The following webpage lists the advantages and disadvantages of using various collants in Nuclear reactors. One of the main advantages of using heavy water is it has a short lived radioactivity, as Redeye mentioned.
http://www.nuc.berkeley.edu/thyd/ne161/rahmed/coolants.html
 
Keep in mind that there's noting really dangerous about heavy water. It's just a bit heavier, it's NOT radioactive. It is useful for reactors, hence the WWII incident, and it's very very expensive.
 
Heavy water is in fact radioactive. It's term in the Nuke industry is called Tritium D2O, it is used to slow down the acceleration of atoms at the time of fission. Other moderators are graphite, beryllium, even regular water. Heavy water has a half life of 12.5 years.

Ask anybody that works at either Pickering A or B or Darlington, Why do you Pee in the bottle after every trip into the boiler-room, calandria or vacuum building? And why if you go nowhere near the reactor, why do you pee in a bottle once a week before going home?

Your body treats heavy water like regular water, it is absorbed into your body through breathing, your hands and your skin. It takes alot to kill you, lots and lots, but constant exposure over a career of say 30 years, you might wanna track high doses of the stuff.

Cheers.
 
Yes, tritium is radioactive... but normally heavy water contains only deuterium.  If it's been in a reactor for 10 years then, yes, it's radioactive as it contains lots of tritium. Pretty much anything that spends 10 years inside a reactor will be radioactive ;)
 
alot to kill you, lots and lots, but constant exposure over a career of say 30 years, you might wanna track high doses of the stuff.

Thats good advise, thats are difference between Acute Exposure (an Large unplanned) and Chronic Exposure ( careers worth) of exposure to radiation. Tritium is measured by MPCa (maximum permsissable concentrations in air) The dose commitment for tritium is measured through a bioassay (peeing in a cup) and is assigned as absorbed Whole Body Dose to exposed workers. Proper selection of radiological personal protective equipment will assist in keeping the absorbed whole body dose to a minimum.
 
I'm just trying to make clear that heavy water is nothing to be afraid of.

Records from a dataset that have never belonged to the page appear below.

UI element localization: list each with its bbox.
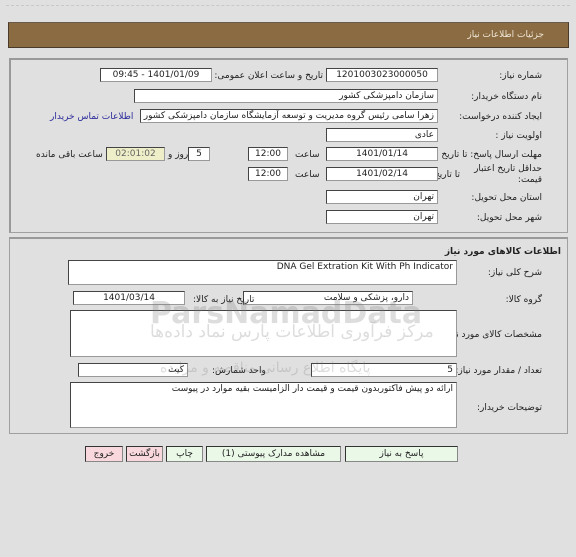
price-validity-date-field: 1401/02/14 — [326, 167, 438, 181]
page-title-bar: جزئیات اطلاعات نیاز — [8, 22, 569, 48]
specs-label: مشخصات کالای مورد نیاز: — [443, 330, 542, 340]
need-number-label: شماره نیاز: — [499, 71, 542, 81]
days-and-label: روز و — [168, 150, 189, 160]
print-button[interactable]: چاپ — [166, 446, 203, 462]
view-attachments-button[interactable]: مشاهده مدارک پیوستی (1) — [206, 446, 341, 462]
top-divider — [6, 5, 570, 6]
need-date-label: تاریخ نیاز به کالا: — [193, 295, 255, 305]
announce-date-label: تاریخ و ساعت اعلان عمومی: — [214, 71, 323, 81]
buyer-notes-label: توضیحات خریدار: — [476, 403, 542, 413]
reply-deadline-time-field: 12:00 — [248, 147, 288, 161]
price-time-label: ساعت — [295, 170, 320, 180]
reply-deadline-date-field: 1401/01/14 — [326, 147, 438, 161]
requester-label: ایجاد کننده درخواست: — [459, 112, 542, 122]
quantity-label: تعداد / مقدار مورد نیاز: — [455, 366, 542, 376]
need-info-panel — [9, 58, 568, 233]
unit-field: کیت — [78, 363, 188, 377]
price-validity-label: حداقل تاریخ اعتبار قیمت: — [474, 164, 542, 185]
general-desc-label: شرح کلی نیاز: — [487, 268, 542, 278]
specs-field — [70, 310, 457, 357]
reply-to-need-button[interactable]: پاسخ به نیاز — [345, 446, 458, 462]
reply-time-label: ساعت — [295, 150, 320, 160]
buyer-org-label: نام دستگاه خریدار: — [471, 92, 542, 102]
goods-section-title: اطلاعات کالاهای مورد نیاز — [444, 247, 561, 257]
price-validity-time-field: 12:00 — [248, 167, 288, 181]
back-button[interactable]: بازگشت — [126, 446, 163, 462]
goods-group-label: گروه کالا: — [505, 295, 542, 305]
need-number-field: 1201003023000050 — [326, 68, 438, 82]
days-remaining-field: 5 — [188, 147, 210, 161]
requester-field: زهرا سامی رئیس گروه مدیریت و توسعه آزمای… — [140, 109, 438, 123]
buyer-org-field: سازمان دامپزشکی کشور — [134, 89, 438, 103]
priority-label: اولویت نیاز : — [495, 131, 542, 141]
need-date-field: 1401/03/14 — [73, 291, 185, 305]
general-desc-text: DNA Gel Extration Kit With Ph Indicator — [276, 262, 453, 272]
delivery-province-label: استان محل تحویل: — [471, 193, 542, 203]
goods-group-field: دارو، پزشکی و سلامت — [243, 291, 413, 305]
reply-deadline-label: مهلت ارسال پاسخ: تا تاریخ : — [435, 150, 542, 160]
remaining-time-field: 02:01:02 — [106, 147, 165, 161]
quantity-field: 5 — [311, 363, 457, 377]
general-desc-field: DNA Gel Extration Kit With Ph Indicator — [68, 260, 457, 285]
buyer-notes-field: ارائه دو پیش فاکتوربدون قیمت و قیمت دار … — [70, 382, 457, 428]
delivery-city-field: تهران — [326, 210, 438, 224]
buyer-contact-link[interactable]: اطلاعات تماس خریدار — [50, 112, 133, 122]
priority-field: عادی — [326, 128, 438, 142]
remaining-time-label: ساعت باقی مانده — [36, 150, 103, 160]
exit-button[interactable]: خروج — [85, 446, 123, 462]
page-title: جزئیات اطلاعات نیاز — [467, 30, 544, 40]
announce-date-field: 1401/01/09 - 09:45 — [100, 68, 212, 82]
unit-label: واحد شمارش: — [212, 366, 266, 376]
delivery-province-field: تهران — [326, 190, 438, 204]
delivery-city-label: شهر محل تحویل: — [476, 213, 542, 223]
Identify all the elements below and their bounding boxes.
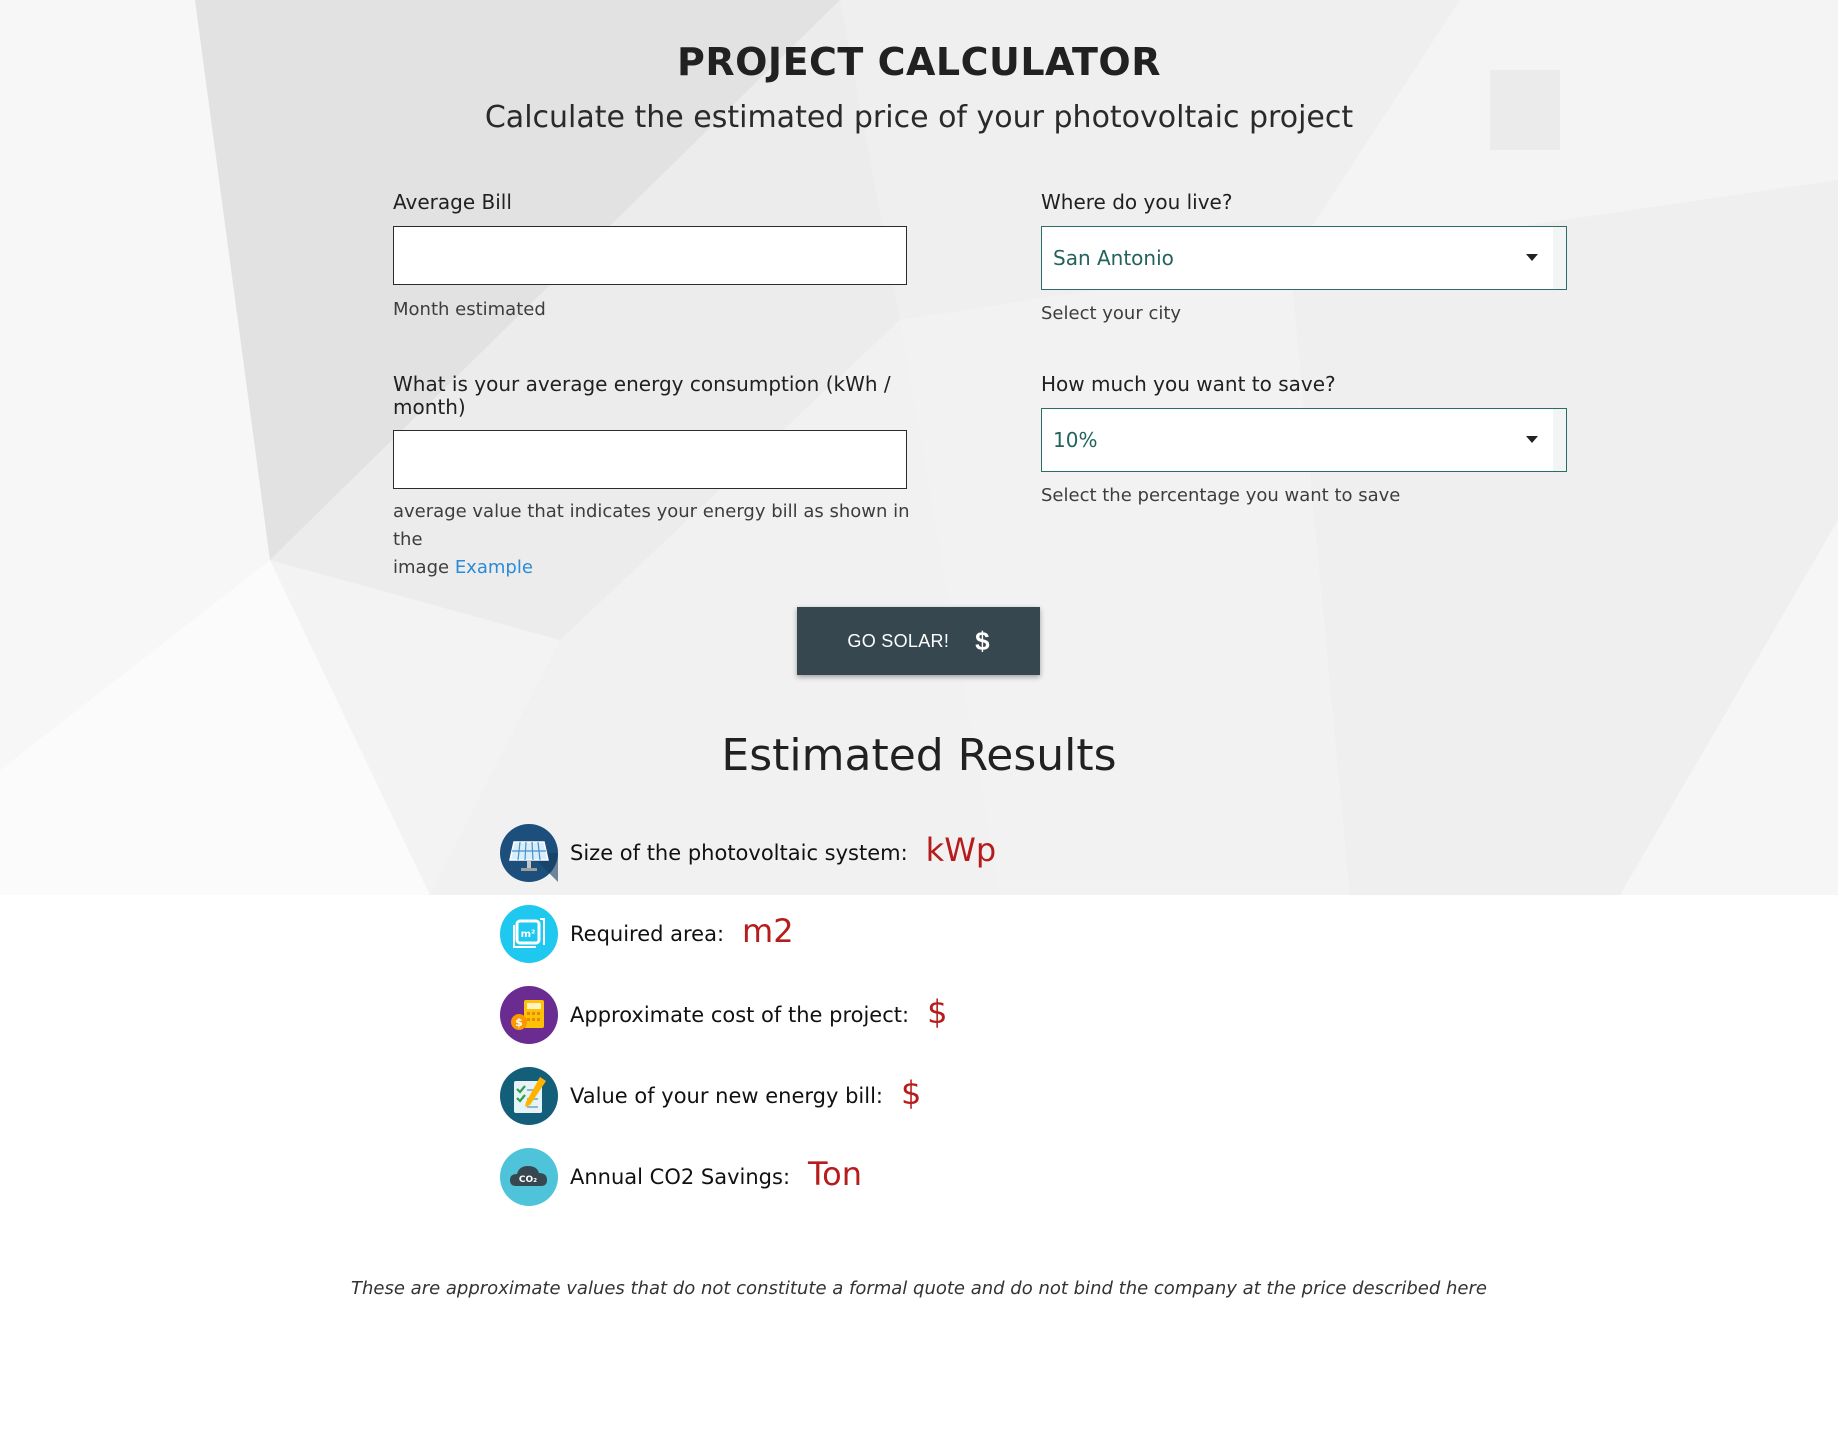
calculator-coin-icon: $ <box>500 986 558 1044</box>
svg-text:CO₂: CO₂ <box>519 1175 537 1185</box>
consumption-helper: average value that indicates your energy… <box>393 498 913 582</box>
average-bill-helper: Month estimated <box>393 299 546 320</box>
select-scroll-edge <box>1553 409 1566 471</box>
result-label: Value of your new energy bill: <box>570 1084 883 1108</box>
calculator-page: PROJECT CALCULATOR Calculate the estimat… <box>0 0 1838 1450</box>
result-label: Size of the photovoltaic system: <box>570 841 908 865</box>
bill-checklist-icon <box>500 1067 558 1125</box>
result-label: Annual CO2 Savings: <box>570 1165 791 1189</box>
average-bill-label: Average Bill <box>393 190 512 214</box>
result-label: Approximate cost of the project: <box>570 1003 910 1027</box>
disclaimer-text: These are approximate values that do not… <box>351 1278 1487 1299</box>
city-select[interactable]: San Antonio <box>1041 226 1567 290</box>
average-bill-input[interactable] <box>393 226 907 285</box>
result-unit: Ton <box>808 1155 862 1193</box>
go-solar-button[interactable]: GO SOLAR! $ <box>797 607 1040 675</box>
dollar-icon: $ <box>975 625 990 656</box>
example-link[interactable]: Example <box>455 557 533 578</box>
svg-text:m²: m² <box>521 929 536 940</box>
city-label: Where do you live? <box>1041 190 1233 214</box>
chevron-down-icon <box>1526 436 1538 443</box>
svg-text:$: $ <box>515 1016 523 1029</box>
consumption-label-line1: What is your average energy consumption … <box>393 372 891 396</box>
chevron-down-icon <box>1526 254 1538 261</box>
consumption-input[interactable] <box>393 430 907 489</box>
result-unit: $ <box>927 993 948 1031</box>
result-unit: m2 <box>742 912 794 950</box>
result-unit: kWp <box>925 831 997 869</box>
page-title: PROJECT CALCULATOR <box>677 40 1161 84</box>
consumption-helper-line2: image <box>393 557 450 578</box>
result-label: Required area: <box>570 922 725 946</box>
go-solar-label: GO SOLAR! <box>847 630 950 651</box>
savings-label: How much you want to save? <box>1041 372 1336 396</box>
consumption-helper-line1: average value that indicates your energy… <box>393 501 910 550</box>
result-row-project-cost: $ Approximate cost of the project: $ <box>500 985 947 1045</box>
page-subtitle: Calculate the estimated price of your ph… <box>484 100 1354 135</box>
result-row-new-bill: Value of your new energy bill: $ <box>500 1066 921 1126</box>
consumption-label: What is your average energy consumption … <box>393 373 913 419</box>
result-row-system-size: Size of the photovoltaic system: kWp <box>500 823 996 883</box>
savings-helper: Select the percentage you want to save <box>1041 485 1401 506</box>
select-scroll-edge <box>1553 227 1566 289</box>
consumption-label-line2: month) <box>393 395 466 419</box>
city-helper: Select your city <box>1041 303 1182 324</box>
area-m2-icon: m² <box>500 905 558 963</box>
result-row-required-area: m² Required area: m2 <box>500 904 794 964</box>
result-row-co2-savings: CO₂ Annual CO2 Savings: Ton <box>500 1147 862 1207</box>
city-select-value: San Antonio <box>1053 246 1174 270</box>
co2-cloud-icon: CO₂ <box>500 1148 558 1206</box>
solar-panel-icon <box>500 824 558 882</box>
results-title: Estimated Results <box>721 730 1117 781</box>
savings-select[interactable]: 10% <box>1041 408 1567 472</box>
result-unit: $ <box>901 1074 922 1112</box>
savings-select-value: 10% <box>1053 428 1098 452</box>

It's safe, if it's been in a reactor for 10 years, it's not heavy water, it's nuclear waste.
 
Stirling N6123 said:
Heavy water is in fact radioactive. It's term in the Nuke industry is called Tritium D2O, it is used to slow down the acceleration of atoms at the time of fission. Other moderators are graphite, beryllium, even regular water. Heavy water has a half life of 12.5 years.

Ask anybody that works at either Pickering A or B or Darlington, Why do you Pee in the bottle after every trip into the boiler-room, calandria or vacuum building? And why if you go nowhere near the reactor, why do you pee in a bottle once a week before going home?

Your body treats heavy water like regular water, it is absorbed into your body through breathing, your hands and your skin. It takes alot to kill you, lots and lots, but constant exposure over a career of say 30 years, you might wanna track high doses of the stuff.

Cheers.

Heavy water that has not been introduced into a reactor is not radioactive, it becomes contaminated with tritium once inside the reactor, and then it's radioactive.